MicroRNAs in heart development

Abstract

MicroRNAs (miRNAs) are a class of small noncoding RNAs of ~22nt in length which are involved in the regulation of gene expression at the posttranscriptional level by degrading their target mRNAs and/or inhibiting their translation. Expressed ubiquitously or in a tissue-specific manner, miRNAs are involved in the regulation of many biological processes such as cell proliferation, differentiation, apoptosis, and the maintenance of normal cellular physiology. Many miRNAs are expressed in embryonic, postnatal, and adult hearts. Aberrant expression or genetic deletion of miRNAs is associated with abnormal cardiac cell differentiation, disruption of heart development, and cardiac dysfunction. This chapter will summarize the history, biogenesis, and processing of miRNAs as well as their function in heart development, remodeling, and disease.

Figure 10.1

MicroRNA Biogenesis In the nucleus, a miRNA gene is transcribed into a long RNA molecule containing a single miRNA sequence or several miRNA sequences (polycistron or cluster), known as primary miRNA (pri-miRNA). Pri-miR-NAs are protected by the addition of a 5′-m⁷G cap (red ball) and a 3′ poly-A tail. Pre-miRNAs are processed by the microprocessor machinery composed of Drosha and the stabilizing protein Dgcr8, thus producing a precursor-miRNA molecule (pre-miRNA). Pre-miRNAs are transported out of the nucleus to the cytoplasm by the active trans-porter Exportin-5 and further processed by Dicer into a miRNA:miRNA* duplex. The RNA-induced silencing complex (RISC) is assembled and loaded with the miRNA guide strand due to the unwinding of the miRNA:miRNA* duplex. A loaded RISC will facilitate the recognition of mRNA targets leading to the mRNA degradation or the inhibition of translation.

Figure 10.2. Regulation and processing of the miR-1/miR-133 cluster

The miR-1/miR-133 clusters are present in different chromosomes (see text). Several transcription factor response elements are shown in the 5′upstream promoter region as well as in the “intergeneic” region. As shown, Nkx, CArG, E-box, and MEF-2 boxes represent recognition sites for Nkx2-5, SRF, Myogenin/MyoD, and MEF-2a binding, respectively. Further processing of the cluster results in the formation of two hairpin precursor miRNAs, miR-1 (in purple) and miR-133 (in red). Mature miRNA is represented in blue in both hairpins. Primary miRNAs are protected from early degradation by the addition of a 5′-m⁷G cap (red ball) and a 3′ poly-A tail.

Figure 10.3. miRNA function and integration in the regulatory networks to regulate cardiomyocyte differentiation and disease

Graphic representation of several regulatory networks targeted by miRNAs in cardiomyocyte differentiation from cardiac progenitor cells, cardiomyocytes, and their function in the regulation of cardiac hypertrophy.
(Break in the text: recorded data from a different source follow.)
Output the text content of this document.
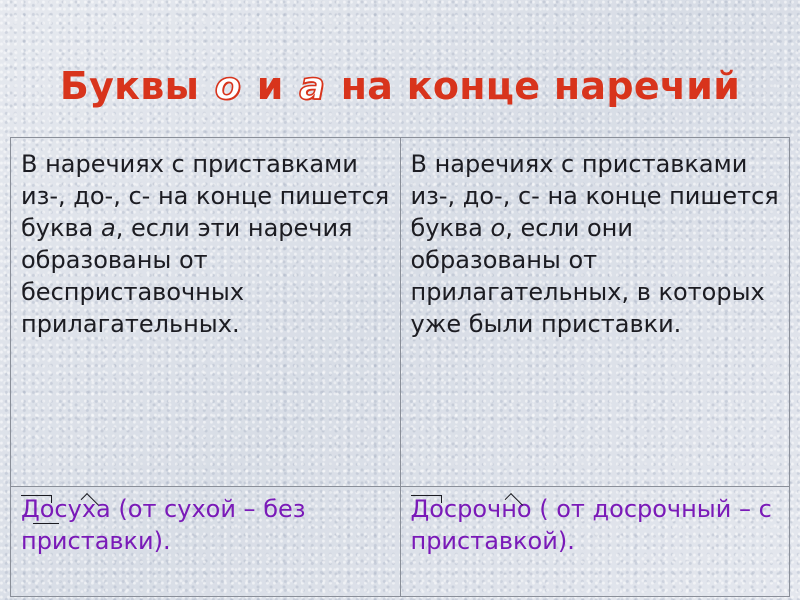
Буквы о и а на конце наречий
В наречиях с приставками из-, до-, с- на конце пишется буква а, если эти наречия образованы от бесприставочных прилагательных.	В наречиях с приставками из-, до-, с- на конце пишется буква о, если они образованы от прилагательных, в которых уже были приставки.
Досуха (от сухой – без приставки).	Досрочно ( от досрочный – с приставкой).
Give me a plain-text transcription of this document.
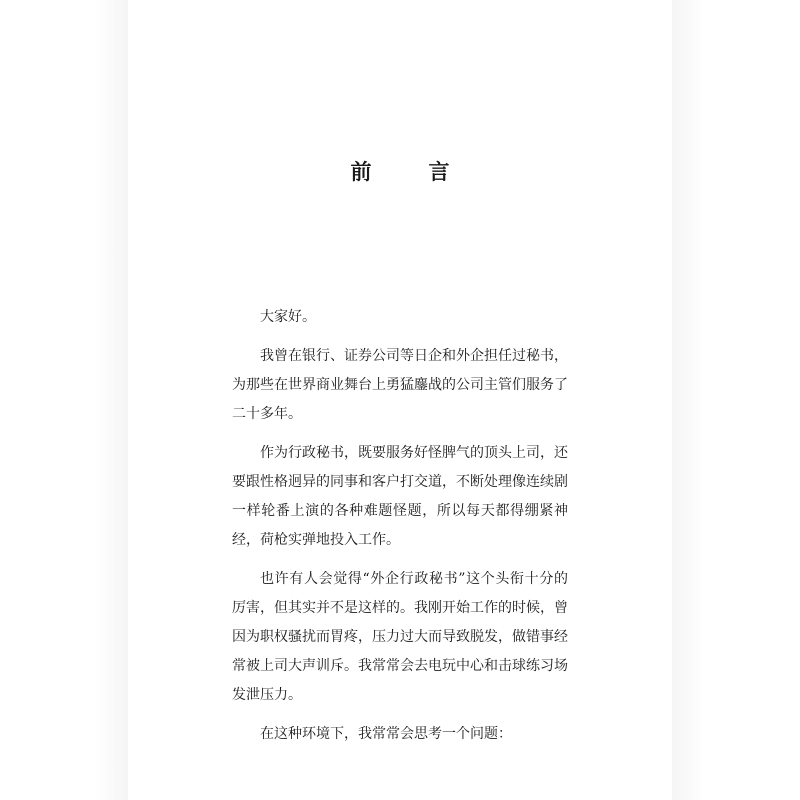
前　言

大家好。

我曾在银行、证券公司等日企和外企担任过秘书，为那些在世界商业舞台上勇猛鏖战的公司主管们服务了二十多年。

作为行政秘书，既要服务好怪脾气的顶头上司，还要跟性格迥异的同事和客户打交道，不断处理像连续剧一样轮番上演的各种难题怪题，所以每天都得绷紧神经，荷枪实弹地投入工作。

也许有人会觉得“外企行政秘书”这个头衔十分的厉害，但其实并不是这样的。我刚开始工作的时候，曾因为职权骚扰而胃疼，压力过大而导致脱发，做错事经常被上司大声训斥。我常常会去电玩中心和击球练习场发泄压力。

在这种环境下，我常常会思考一个问题：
Also, the integration of miRNAs in such regulatory networks by targeting transcription factors, signaling molecules, and/or structural proteins is shown.

Figure 10.4. miRNA regulatory effects on cellular processes

Graphic representation of several miRNAs’ regulatory effects on two opposing cellular processes such as proliferation and apoptosis. It is worthy to note that one miRNA might be involved in both processes by targeting different molecules which, in turn, induce or inhibit such process.